Friday, July 3, 2009

Origins of Life, a Virtual Ocean, and a Million Computers

"'Toy Universe' Could Solve Life's Origins"
Space.com (July 2, 2009)

"The power of computer processing could one day solve the riddle of life's origin.

"Scientists think life appeared about 4 billion years ago, and ancient rocks on Earth can give us some idea of what the environment was like. Life may have originated in an ocean rich in chemicals. This primordial soup may have been simmering, or it may have been zapped by lightning. Certainly energy of some sort must have helped drive a simple chemical system into a more complex state. But the clues are few, and the picture remains hazy.

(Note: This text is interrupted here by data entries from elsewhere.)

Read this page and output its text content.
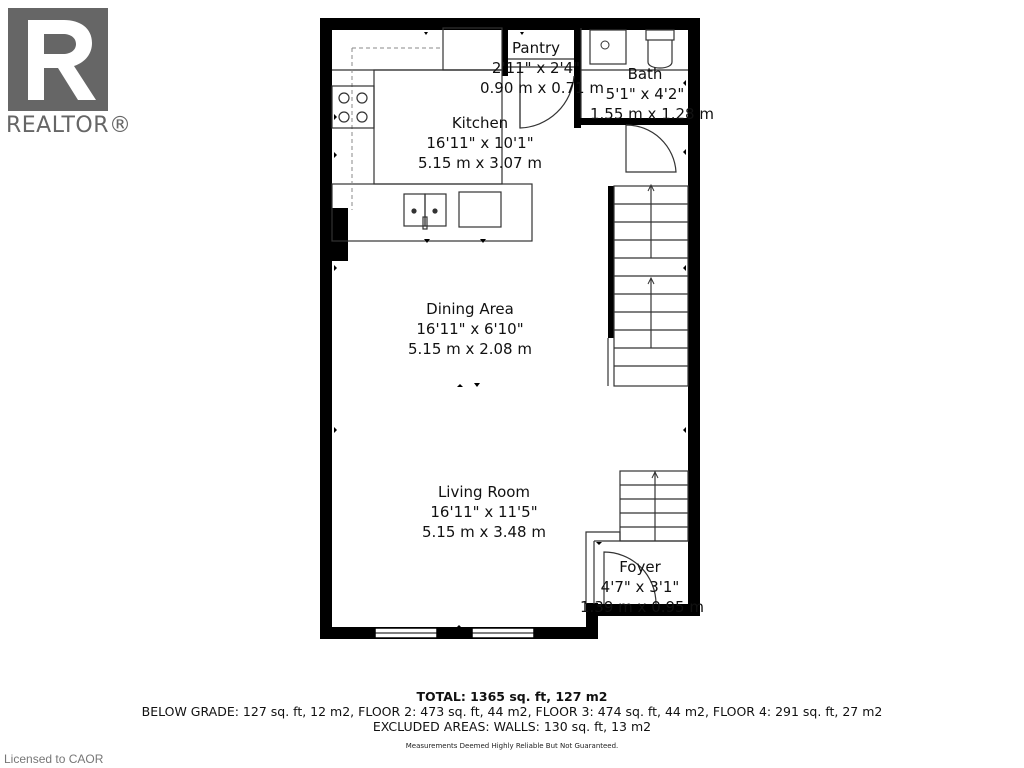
REALTOR®
Pantry
2'11" x 2'4"
0.90 m x 0.71 m
Bath
5'1" x 4'2"
1.55 m x 1.28 m
Kitchen
16'11" x 10'1"
5.15 m x 3.07 m
Dining Area
16'11" x 6'10"
5.15 m x 2.08 m
Living Room
16'11" x 11'5"
5.15 m x 3.48 m
Foyer
4'7" x 3'1"
1.39 m x 0.95 m
TOTAL: 1365 sq. ft, 127 m2
BELOW GRADE: 127 sq. ft, 12 m2, FLOOR 2: 473 sq. ft, 44 m2, FLOOR 3: 474 sq. ft, 44 m2, FLOOR 4: 291 sq. ft, 27 m2
EXCLUDED AREAS: WALLS: 130 sq. ft, 13 m2
Measurements Deemed Highly Reliable But Not Guaranteed.
Licensed to CAOR
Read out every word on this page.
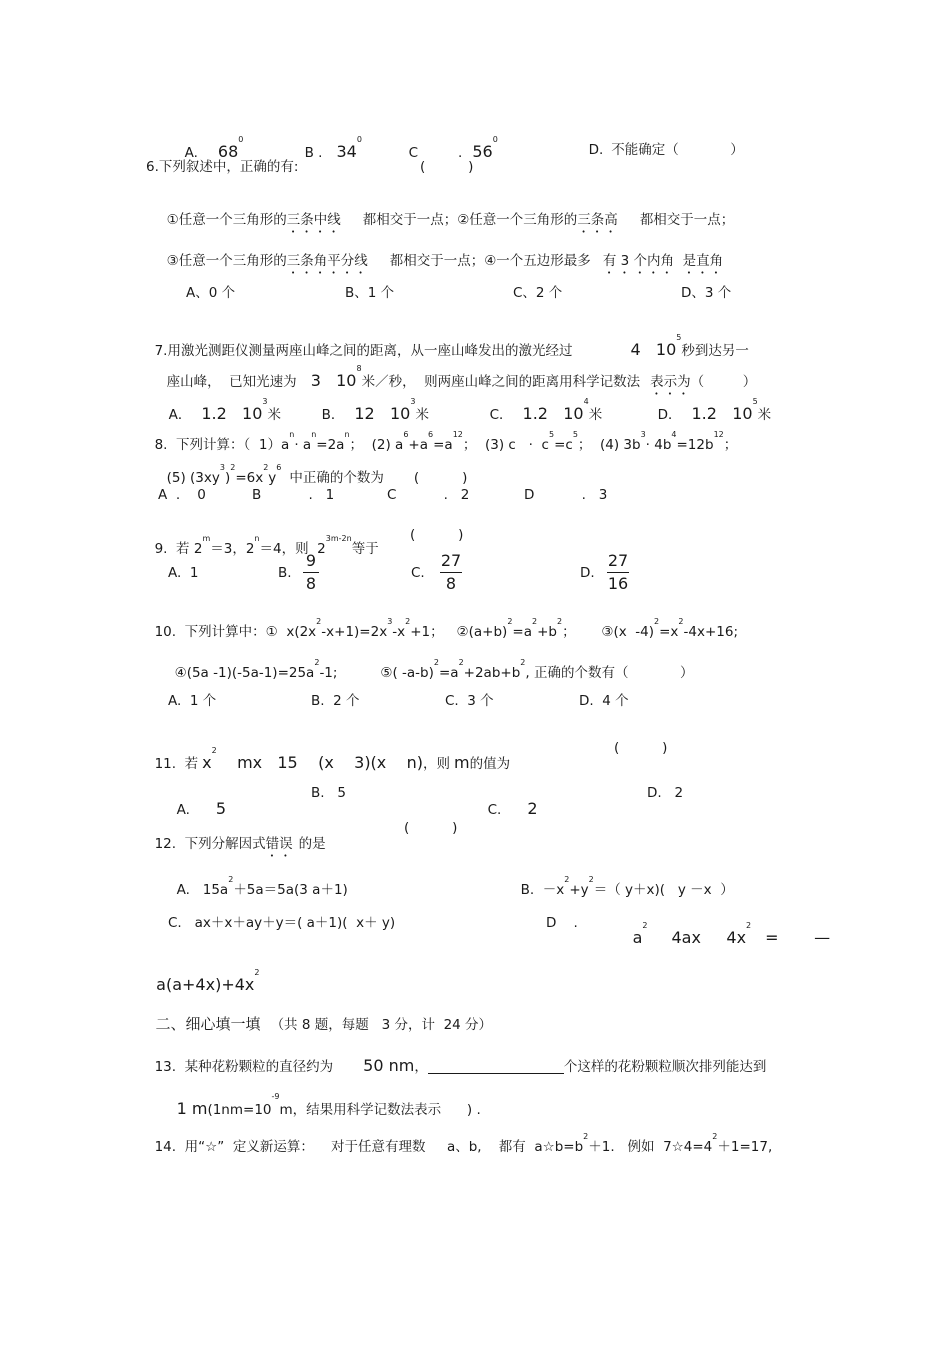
A. $68^0$

B . $34^0$

C	. $56^0$

D. 不能确定（            ）

6.下列叙述中，正确的有:	(          )

①任意一个三角形的三条中线 都相交于一点；②任意一个三角形的三条高 都相交于一点；

③任意一个三角形的三条角平分线 都相交于一点；④一个五边形最多 有 3 个内角  是直角

A、0 个	B、1 个	C、2 个	D、3 个

7.用激光测距仪测量两座山峰之间的距离，从一座山峰发出的激光经过	4   $10^5$秒到达另一

座山峰，  已知光速为 3   $10^8$米／秒，  则两座山峰之间的距离用科学记数法 表示为（         ）

A． 1.2   $10^3$米	B． 12   $10^3$米	C． 1.2   $10^4$米	D． 1.2   $10^5$米

8.  下列计算：（  $1)a^n\cdot a^n=2a^n$；  (2) $a^6+a^6=a^{12}$；  (3) $c \cdot c^5=c^5$；  (4) $3b^3\cdot 4b^4=12b^{12}$；

(5) $(3xy^3)^2=6x^2y^6$中正确的个数为       (          )

A  .    0	B           .   1	C           .   2	D           .   3

9.  若 $2^m=3$，$2^n=4$，则  $2^{3m-2n}$等于

(          )
A.  1	B.
9
8
C.
27
8
D.
27
16

10.  下列计算中：①  $x(2x^2-x+1)=2x^3-x^2+1$；   $②(a+b)^2=a^2+b^2$；      ③(x  $-4)^2=x^2-4x+16$;

④(5a $-1)(-5a-1)=25a^2-1$;          ⑤( $-a-b)^2=a^2+2ab+b^2$, 正确的个数有（            ）

A.  1 个	B.  2 个	C.  3 个	D.  4 个

11.  若 $x^2$    mx   15    (x    3)(x    n)，则 m的值为

(          )

A. 5

B.   5

C. 2

D.   2

12.  下列分解因式错误 的是

(          )

A.   $15a^2+5a=5a(3$ a＋1)	B.  $-x^2+y^2=$（ y＋x)(   y －x  ）

C.   ax＋x＋ay＋y＝( a＋1)(  x＋ y)	D    .

$a^24ax$     $4x^2=$       —

$a(a+4x)+4x^2$

二、细心填一填 （共 8 题，每题   3 分，计  24 分）

13.  某种花粉颗粒的直径约为 50 nm，	个这样的花粉颗粒顺次排列能达到

1 $m(1nm=10^{-9}m$，结果用科学记数法表示      ) .

14.  用“☆”  定义新运算：    对于任意有理数     a、b,    都有  $a☆b=b^2+1$.   例如  $7☆4=4^2+1=17$,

"Enter the Evogrid, a computer creation concept that would be a digital version of the primordial soup. The EvoGrid was dreamed up by a group of international advisors and Bruce Damer, the founder of a research company that creates 3-D spacecraft and mission simulations for NASA and the space community. Damer and his chief architect, Peter Newman, are developing the EvoGrid concept by adapting GROMACS, a powerful open source molecular dynamics simulator originally developed at The University of Groningen in the Netherlands...."

The article gives a pretty good overview of current informed speculations about how life may have started on Earth, and how Evogrid, software using distributive computing, would simulate today's models in a virtual 'primordial soup.'

(More about uses of distributive computing at "SETI and More: Scientific Progress Goes 'BOINC' " (April 18, 2009).)

Even with a million computers working on the simulation, the software's simulated ocean may mimic chemical reactions much more slowly than they work in the real world. Even so, I think this looks like a good way of testing mathematical models of how complex molecules may have combined to form the basic machinery for life.